Late day at work, sorry.

Secrets Left to Post: 01 pages, 010 secrets from Secret Submission Post #352.
Secrets Not Posted: [ 0 - broken links ], [ 1 2 - not!secrets ], [ 0 - not!fandom ], [ 0 - too big ], [ 0 - repeat ], [ 1 - omgiknowthem ], [ 1 - troll ].
Current Secret Submissions Post: here.
Suggestions, comments, and concerns should go here.

(Anonymous) 2013-10-04 03:09 pm (UTC)(link)
"If all the great artists and writers in the past had been only the ones who'd had recognition on their lifetimes, literature would be shitty."

...but that's how it works? Shakespear is so classic and awesome today, because in his time he was a celebrity. Same goes for all the greatest literature of all times, they were all best sellers in their days.

(Anonymous) 2013-10-04 03:57 pm (UTC)(link)
So that's how it went for Thoreau, Kafka, Dickinson, Darger, and Plath, huh?

(Anonymous) 2013-10-04 08:07 pm (UTC)(link)
Actually, several of his plays were panned when they came out. Yes, he gained a great deal of fame when he was writing stuff for the King's Men, but he faded back into obscurity very, very quickly. His later plays were basically ignored. Shakespeare appreciation is really an eighteenth-century thing.

(Anonymous) 2013-10-04 08:25 pm (UTC)(link)
Huh, the more you know.

(Anonymous) 2013-10-07 01:24 am (UTC)(link)
And...SHOOTING STAR!
arcadiaego: Grey, cartoon cat Pusheen being petted (Default)

[personal profile] arcadiaego 2013-10-04 09:48 pm (UTC)(link)
The Great Gatsby was widely deemed the downfall of Fitzgerald's career.

(Anonymous) 2013-10-05 12:15 am (UTC)(link)
Yes, and Moby Dick's critical reception was disastrous, The Bell Jar was ignored, and all that proves...what, exactly?
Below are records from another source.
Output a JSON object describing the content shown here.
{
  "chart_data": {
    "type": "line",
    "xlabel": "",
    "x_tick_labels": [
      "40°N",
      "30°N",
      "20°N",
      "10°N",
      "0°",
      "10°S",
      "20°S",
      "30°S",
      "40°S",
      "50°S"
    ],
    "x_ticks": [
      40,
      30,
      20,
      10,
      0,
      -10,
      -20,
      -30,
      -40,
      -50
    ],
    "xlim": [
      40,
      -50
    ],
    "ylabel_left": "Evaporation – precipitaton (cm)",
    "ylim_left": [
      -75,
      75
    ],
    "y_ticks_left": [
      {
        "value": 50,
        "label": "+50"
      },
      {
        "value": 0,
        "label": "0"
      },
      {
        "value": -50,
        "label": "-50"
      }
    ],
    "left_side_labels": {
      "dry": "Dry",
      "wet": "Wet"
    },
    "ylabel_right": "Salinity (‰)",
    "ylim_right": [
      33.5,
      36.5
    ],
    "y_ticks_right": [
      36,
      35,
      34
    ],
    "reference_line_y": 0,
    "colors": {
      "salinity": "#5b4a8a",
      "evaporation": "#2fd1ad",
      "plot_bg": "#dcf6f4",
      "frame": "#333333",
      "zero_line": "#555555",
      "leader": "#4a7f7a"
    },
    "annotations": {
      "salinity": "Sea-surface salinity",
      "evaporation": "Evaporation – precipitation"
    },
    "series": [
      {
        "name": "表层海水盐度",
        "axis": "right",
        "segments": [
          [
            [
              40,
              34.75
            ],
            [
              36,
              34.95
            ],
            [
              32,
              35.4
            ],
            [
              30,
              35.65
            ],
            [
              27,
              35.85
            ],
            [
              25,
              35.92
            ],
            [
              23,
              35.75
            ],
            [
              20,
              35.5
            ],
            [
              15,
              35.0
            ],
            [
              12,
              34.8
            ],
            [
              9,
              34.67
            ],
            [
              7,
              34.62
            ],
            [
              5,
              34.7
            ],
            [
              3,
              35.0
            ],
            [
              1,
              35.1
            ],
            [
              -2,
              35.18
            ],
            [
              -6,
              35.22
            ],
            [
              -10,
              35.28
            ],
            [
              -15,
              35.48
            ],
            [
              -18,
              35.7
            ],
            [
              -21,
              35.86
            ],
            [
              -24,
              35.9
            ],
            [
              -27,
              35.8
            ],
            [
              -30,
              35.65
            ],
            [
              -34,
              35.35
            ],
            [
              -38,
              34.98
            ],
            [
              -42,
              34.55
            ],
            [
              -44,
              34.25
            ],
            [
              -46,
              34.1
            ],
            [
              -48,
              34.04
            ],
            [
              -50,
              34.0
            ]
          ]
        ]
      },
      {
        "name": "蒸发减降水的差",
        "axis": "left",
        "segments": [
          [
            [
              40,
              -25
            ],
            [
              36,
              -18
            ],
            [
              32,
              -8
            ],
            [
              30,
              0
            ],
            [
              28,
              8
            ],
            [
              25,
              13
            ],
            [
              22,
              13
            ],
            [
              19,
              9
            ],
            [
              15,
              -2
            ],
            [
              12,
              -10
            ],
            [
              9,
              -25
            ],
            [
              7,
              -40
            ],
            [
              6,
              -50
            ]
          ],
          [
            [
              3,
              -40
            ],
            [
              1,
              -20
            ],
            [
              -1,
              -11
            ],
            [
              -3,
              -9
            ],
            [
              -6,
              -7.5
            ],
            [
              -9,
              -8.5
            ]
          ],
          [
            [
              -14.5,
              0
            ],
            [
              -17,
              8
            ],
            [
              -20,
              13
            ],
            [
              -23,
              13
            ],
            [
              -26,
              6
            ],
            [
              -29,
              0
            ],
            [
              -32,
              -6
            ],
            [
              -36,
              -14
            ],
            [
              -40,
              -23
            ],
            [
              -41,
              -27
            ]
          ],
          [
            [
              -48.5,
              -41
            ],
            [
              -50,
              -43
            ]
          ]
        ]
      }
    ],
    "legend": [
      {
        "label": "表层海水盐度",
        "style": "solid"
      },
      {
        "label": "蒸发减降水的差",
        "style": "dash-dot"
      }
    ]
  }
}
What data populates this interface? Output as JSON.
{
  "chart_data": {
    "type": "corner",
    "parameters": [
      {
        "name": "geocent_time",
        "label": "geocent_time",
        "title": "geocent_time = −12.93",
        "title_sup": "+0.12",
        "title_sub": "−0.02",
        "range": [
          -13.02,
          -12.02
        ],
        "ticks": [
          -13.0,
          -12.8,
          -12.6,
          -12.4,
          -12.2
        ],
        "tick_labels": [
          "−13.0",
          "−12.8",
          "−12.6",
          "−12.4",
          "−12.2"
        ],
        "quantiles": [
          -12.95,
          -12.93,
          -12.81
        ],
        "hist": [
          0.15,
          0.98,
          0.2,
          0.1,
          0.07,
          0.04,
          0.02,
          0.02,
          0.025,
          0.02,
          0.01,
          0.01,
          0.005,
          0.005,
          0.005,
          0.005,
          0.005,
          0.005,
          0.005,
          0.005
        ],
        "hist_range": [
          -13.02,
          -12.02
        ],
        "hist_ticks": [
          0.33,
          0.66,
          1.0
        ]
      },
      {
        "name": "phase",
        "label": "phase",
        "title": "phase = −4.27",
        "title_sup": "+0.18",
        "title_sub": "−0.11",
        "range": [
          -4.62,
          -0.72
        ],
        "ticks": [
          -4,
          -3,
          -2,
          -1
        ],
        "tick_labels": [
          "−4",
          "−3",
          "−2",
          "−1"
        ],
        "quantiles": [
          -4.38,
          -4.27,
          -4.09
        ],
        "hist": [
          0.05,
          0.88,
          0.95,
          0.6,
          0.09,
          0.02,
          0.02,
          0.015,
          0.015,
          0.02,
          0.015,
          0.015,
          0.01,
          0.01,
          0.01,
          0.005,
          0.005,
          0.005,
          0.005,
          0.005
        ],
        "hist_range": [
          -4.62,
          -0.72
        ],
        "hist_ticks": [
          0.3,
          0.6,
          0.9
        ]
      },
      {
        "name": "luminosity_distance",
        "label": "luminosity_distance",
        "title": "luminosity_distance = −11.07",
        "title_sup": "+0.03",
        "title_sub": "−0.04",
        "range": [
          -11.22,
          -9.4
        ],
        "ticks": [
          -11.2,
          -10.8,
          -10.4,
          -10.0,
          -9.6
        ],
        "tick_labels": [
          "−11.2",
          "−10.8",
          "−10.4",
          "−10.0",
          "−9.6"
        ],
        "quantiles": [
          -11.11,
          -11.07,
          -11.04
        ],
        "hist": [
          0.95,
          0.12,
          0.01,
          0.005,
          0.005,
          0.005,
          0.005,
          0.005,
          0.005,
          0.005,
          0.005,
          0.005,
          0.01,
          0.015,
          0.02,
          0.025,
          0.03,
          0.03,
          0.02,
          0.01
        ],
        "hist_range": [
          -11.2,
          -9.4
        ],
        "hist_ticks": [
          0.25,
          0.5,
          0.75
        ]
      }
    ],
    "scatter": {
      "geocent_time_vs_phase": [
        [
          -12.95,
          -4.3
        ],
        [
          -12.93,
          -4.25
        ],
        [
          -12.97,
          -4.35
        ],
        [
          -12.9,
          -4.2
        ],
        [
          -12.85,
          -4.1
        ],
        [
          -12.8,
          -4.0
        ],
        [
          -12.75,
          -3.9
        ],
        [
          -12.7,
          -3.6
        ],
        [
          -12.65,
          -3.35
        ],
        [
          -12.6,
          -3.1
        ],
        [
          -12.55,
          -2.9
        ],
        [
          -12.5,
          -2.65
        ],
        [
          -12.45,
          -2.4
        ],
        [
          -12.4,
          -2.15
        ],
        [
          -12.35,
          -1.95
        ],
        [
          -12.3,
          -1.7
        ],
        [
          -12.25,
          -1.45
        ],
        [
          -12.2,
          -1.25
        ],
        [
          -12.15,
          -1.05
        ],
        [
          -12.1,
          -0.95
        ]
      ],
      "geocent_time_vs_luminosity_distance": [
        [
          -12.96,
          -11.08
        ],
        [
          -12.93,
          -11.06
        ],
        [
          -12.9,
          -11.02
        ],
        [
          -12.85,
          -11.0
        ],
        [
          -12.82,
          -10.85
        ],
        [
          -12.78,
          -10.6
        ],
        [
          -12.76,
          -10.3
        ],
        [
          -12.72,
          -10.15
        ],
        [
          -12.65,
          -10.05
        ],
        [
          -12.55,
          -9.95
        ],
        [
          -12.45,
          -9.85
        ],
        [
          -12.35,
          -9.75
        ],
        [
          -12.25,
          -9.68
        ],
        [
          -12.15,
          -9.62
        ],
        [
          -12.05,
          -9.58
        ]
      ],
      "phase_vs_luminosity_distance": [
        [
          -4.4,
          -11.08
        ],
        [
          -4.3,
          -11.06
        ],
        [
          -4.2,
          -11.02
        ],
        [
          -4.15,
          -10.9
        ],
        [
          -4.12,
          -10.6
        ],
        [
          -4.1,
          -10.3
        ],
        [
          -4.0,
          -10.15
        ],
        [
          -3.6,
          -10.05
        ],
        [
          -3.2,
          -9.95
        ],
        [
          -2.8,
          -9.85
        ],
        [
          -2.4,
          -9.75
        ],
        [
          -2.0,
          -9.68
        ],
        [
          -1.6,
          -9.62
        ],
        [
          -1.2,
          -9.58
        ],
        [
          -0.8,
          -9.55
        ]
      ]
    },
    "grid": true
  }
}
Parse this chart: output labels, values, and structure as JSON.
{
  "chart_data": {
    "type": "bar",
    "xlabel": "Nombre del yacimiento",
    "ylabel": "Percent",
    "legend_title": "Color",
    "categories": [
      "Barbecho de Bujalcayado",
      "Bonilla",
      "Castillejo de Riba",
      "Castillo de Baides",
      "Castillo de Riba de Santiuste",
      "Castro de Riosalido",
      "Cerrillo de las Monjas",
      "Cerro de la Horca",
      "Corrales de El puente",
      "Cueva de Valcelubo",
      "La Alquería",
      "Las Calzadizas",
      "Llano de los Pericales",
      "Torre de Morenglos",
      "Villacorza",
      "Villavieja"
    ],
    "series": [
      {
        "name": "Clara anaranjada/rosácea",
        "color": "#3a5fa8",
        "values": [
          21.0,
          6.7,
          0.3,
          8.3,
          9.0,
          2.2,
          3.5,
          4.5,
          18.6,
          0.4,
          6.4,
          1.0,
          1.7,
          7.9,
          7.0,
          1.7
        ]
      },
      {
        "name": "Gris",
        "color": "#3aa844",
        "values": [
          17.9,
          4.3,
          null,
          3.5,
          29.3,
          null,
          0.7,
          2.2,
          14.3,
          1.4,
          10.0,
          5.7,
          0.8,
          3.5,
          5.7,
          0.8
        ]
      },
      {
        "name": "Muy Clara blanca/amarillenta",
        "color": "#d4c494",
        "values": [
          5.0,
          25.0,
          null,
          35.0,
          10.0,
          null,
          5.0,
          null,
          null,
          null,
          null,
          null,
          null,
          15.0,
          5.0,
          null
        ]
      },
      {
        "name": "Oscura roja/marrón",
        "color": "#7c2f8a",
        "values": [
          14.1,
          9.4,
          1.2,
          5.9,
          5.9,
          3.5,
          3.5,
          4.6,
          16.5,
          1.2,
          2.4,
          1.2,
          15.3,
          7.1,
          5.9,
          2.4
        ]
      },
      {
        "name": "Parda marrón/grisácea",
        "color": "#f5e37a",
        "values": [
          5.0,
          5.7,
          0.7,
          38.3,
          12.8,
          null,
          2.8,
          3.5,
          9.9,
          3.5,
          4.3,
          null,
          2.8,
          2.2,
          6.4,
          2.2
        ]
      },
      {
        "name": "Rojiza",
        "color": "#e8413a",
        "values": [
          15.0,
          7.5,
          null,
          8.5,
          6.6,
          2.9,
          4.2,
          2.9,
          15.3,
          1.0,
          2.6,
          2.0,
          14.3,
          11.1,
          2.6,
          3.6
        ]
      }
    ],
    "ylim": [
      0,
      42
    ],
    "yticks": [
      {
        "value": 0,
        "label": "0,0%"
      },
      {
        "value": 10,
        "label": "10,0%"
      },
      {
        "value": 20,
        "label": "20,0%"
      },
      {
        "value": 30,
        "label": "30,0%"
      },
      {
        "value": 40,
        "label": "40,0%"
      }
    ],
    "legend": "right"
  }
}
On the other hand, Don Quixote was popular enough in its day to inspire fanfic, New Yorkers waited on the docks to get their hands on the latest installments of Dickens's novels, and Pride and Prejudice, Adam Bede, The Grapes of Wrath, A Farewell to Arms, Catch-22 and Their Eyes Were Watching God were critical and popular successes.

A distressing number of people have this idea that truly great writing always languishes in obscurity in the author's lifetime because only a few people can appreciate its greatness, while stuff that's popular is all on the level of The DaVinci Code and Twilight. Nope.
arcadiaego: Grey, cartoon cat Pusheen being petted (Default)

[personal profile] arcadiaego 2013-10-05 12:21 am (UTC)(link)
That doesn't actually make the comment I was replying to factually correct though.

(Anonymous) 2013-10-05 12:47 am (UTC)(link)
Well, no, since that comment is so poorly worded it's hard to tell what the writer was getting at, let alone whether it's correct. But what I took from it was that if only authors who achieved recognition in their lifetime were considered great, our body of "great literature" would actually be a body of shitty literature--presumably because, as I said, the commenter is one of those people who thinks that popular = shit, and that true greatness is only ever recognized after one is dead.

They're wrong. If only books that were popular in their day ever enjoyed the status of "classics" or "greats," we'd lose out on many books that deserved that status. But we'd still have, at a guess, about 2/3 of our current body of "canon" works.